Pour cela il nous faut inventer des lieux et des modes de travail nouveaux permettant un dialogue approfondi et durable où soient abordées aussi bien les questions d’urgence auxquelles sont si souvent confrontés les décideurs publics que les questions de long terme mieux adaptées aux temporalités de la recherche. Il nous faut inventer des lieux et des modes de travail nouveaux qui puissent concilier liberté de pensée et confidentialité des échanges et démontrer l’intérêt de ce « transfert de technologie » original, notamment dans le domaine des sciences humaines et sociales.

Dans cette perspective, avec plusieurs autres ministères, de l’Intérieur, de la Justice, des Affaires Etrangères, de la Culture, nous préparons à brève échéance une rencontre dont l’objet sera précisément la définition de tels lieux et modes de travail. Beaucoup parmi vous y seront évidemment conviés.

Ma quatrième attente enfin.

J’attends que ce colloque soit la première étape d’une réflexion plus large, à l’échelle européenne et internationale, car je l’ai dit, toute l’Europe est concernée par ces sujets. La mobilisation du 11 janvier l’a montré. Et la Commission Européenne est à l’évidence prête à encourager les travaux en ce domaine avec ce même souci d’éclairer les pouvoirs publics. La France peut jouer un rôle leader dans cette mobilisation européenne, par la qualité reconnue de sa recherche en sciences humaines et sociales comme par son poids politique et par la position qu’elle a prise dans la lutte internationale contre le terrorisme.

Au niveau européen toujours, nous allons aussi œuvrer pour orienter les financements de la recherche vers les thématiques que j’ai citées, en favorisant la constitution de réseaux de chercheurs européens.
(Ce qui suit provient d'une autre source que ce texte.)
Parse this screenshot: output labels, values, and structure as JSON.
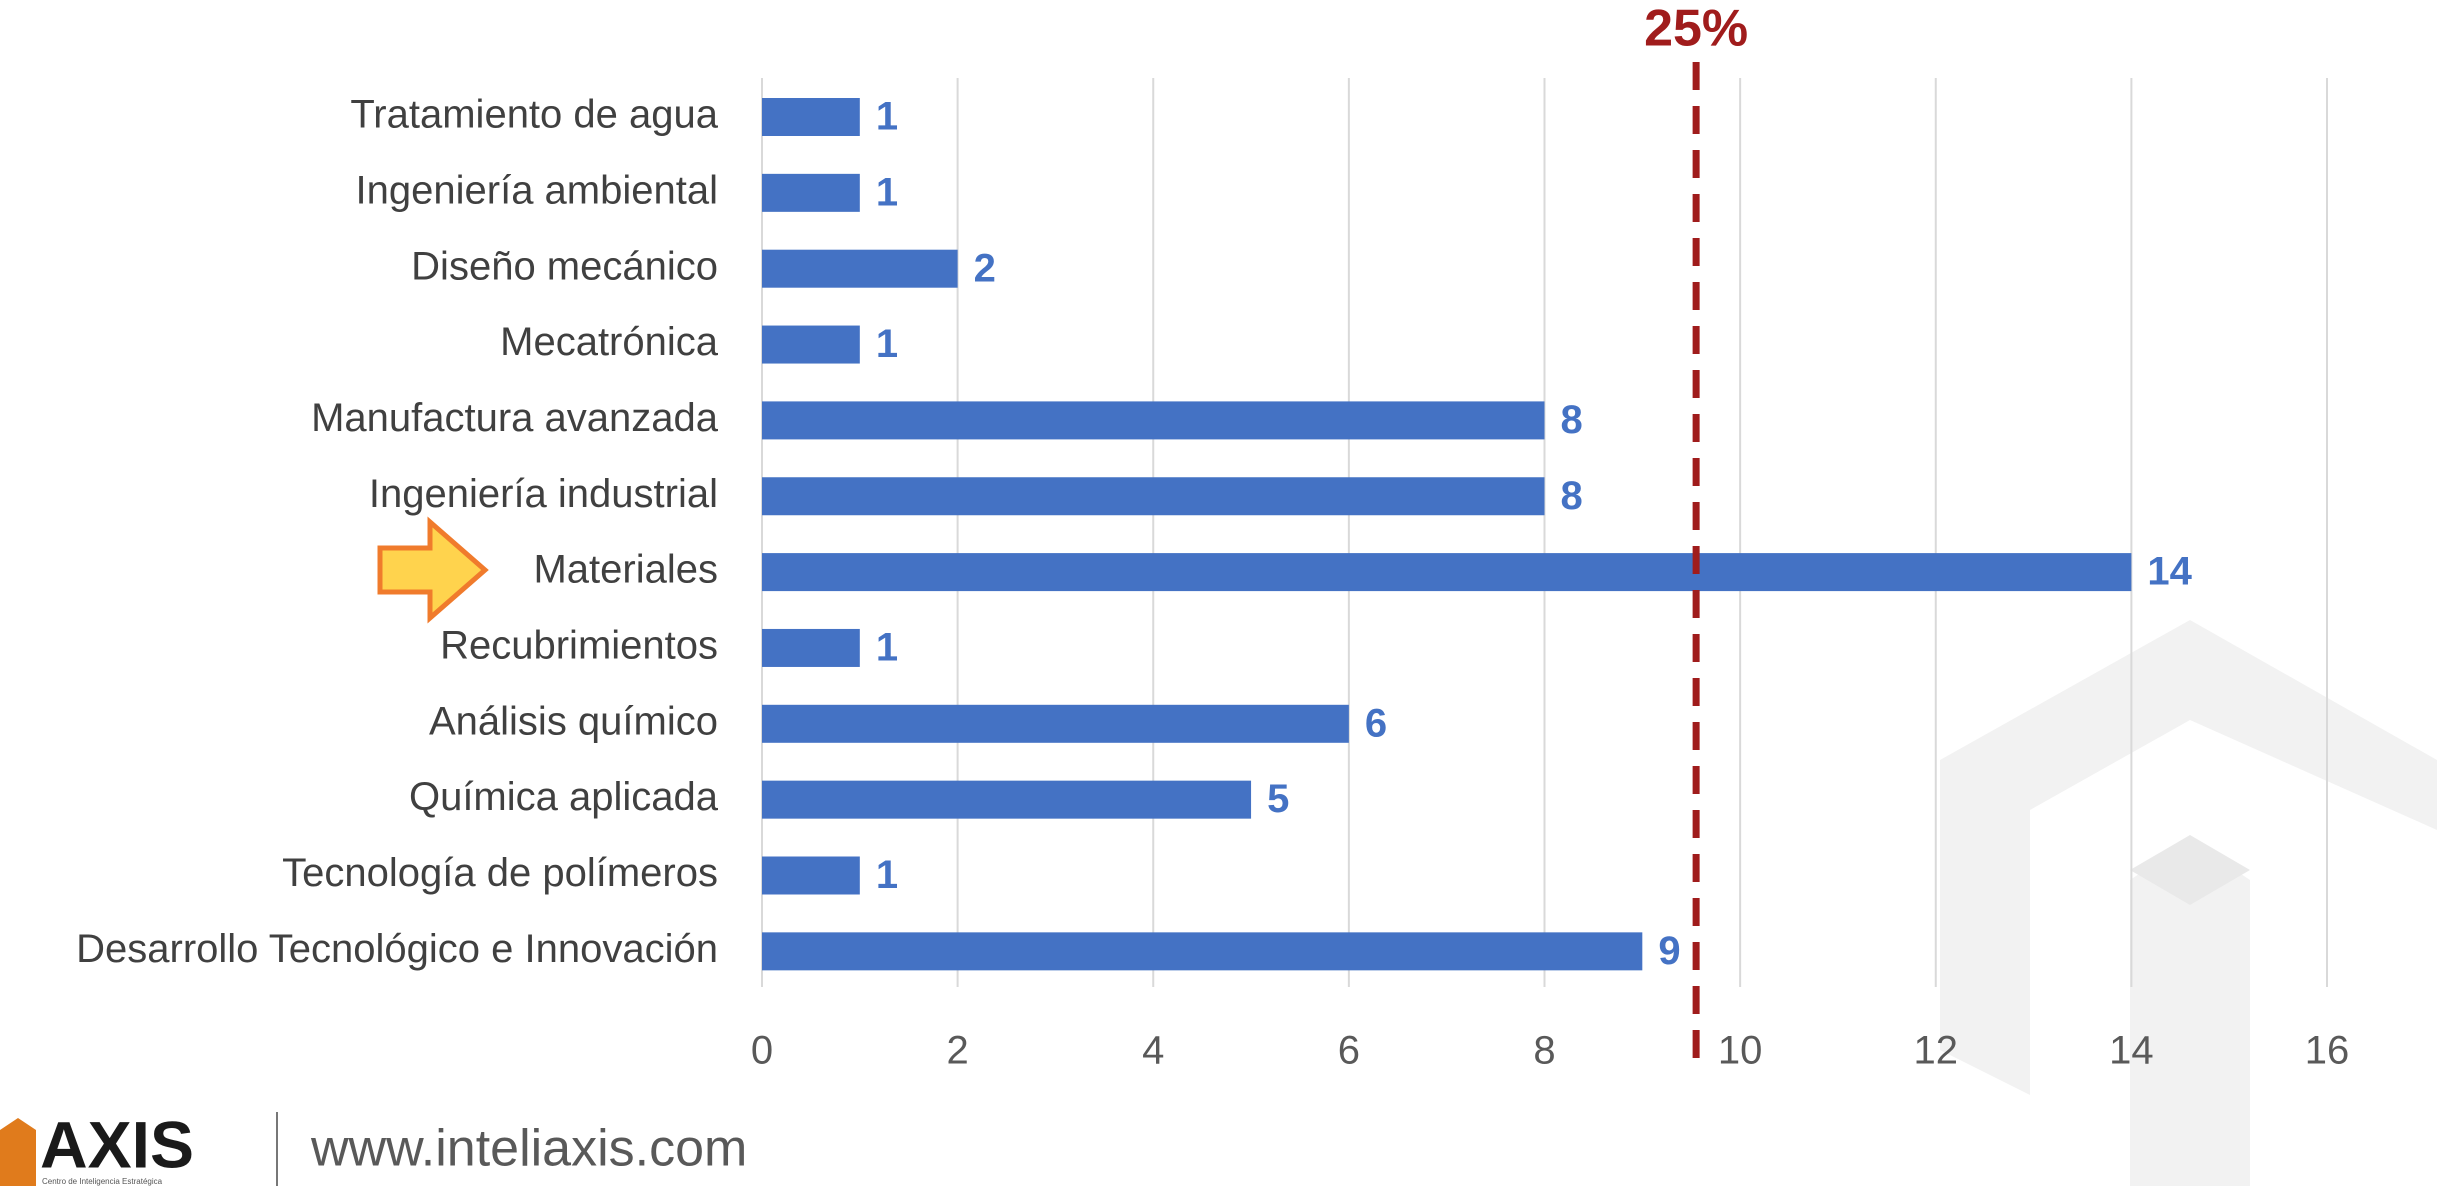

Nous allons ainsi appuyer les initiatives collectives comme celle de l’European Alliance for the Social Sciences and the Humanities et introduire au sein du programme de l’enquête européenne "European Social Survey" des questionnements permettant d’alimenter les recherches sur la représentation sociale des phénomènes religieux.



Voilà, Mesdames et Messieurs, ce que je souhaitais vous dire aujourd’hui. J’espère que ce colloque aura une suite, notamment sur les liens entre chercheurs et décideurs publics. Je compte sur vous, parce que l’après-Charlie ne doit pas être une période dans laquelle chacun attend que les autres apportent des réponses. L’après-Charlie doit provoquer un engagement de chacun à se mobiliser.

L’après-Charlie peut marquer le début de formes inédites de rassemblement des forces de pensée et d’action dont les sciences humaines et sociales que vous représentez  pourraient être le moteur.

Je vous remercie de votre attention et vous souhaite un excellent et fructueux colloque.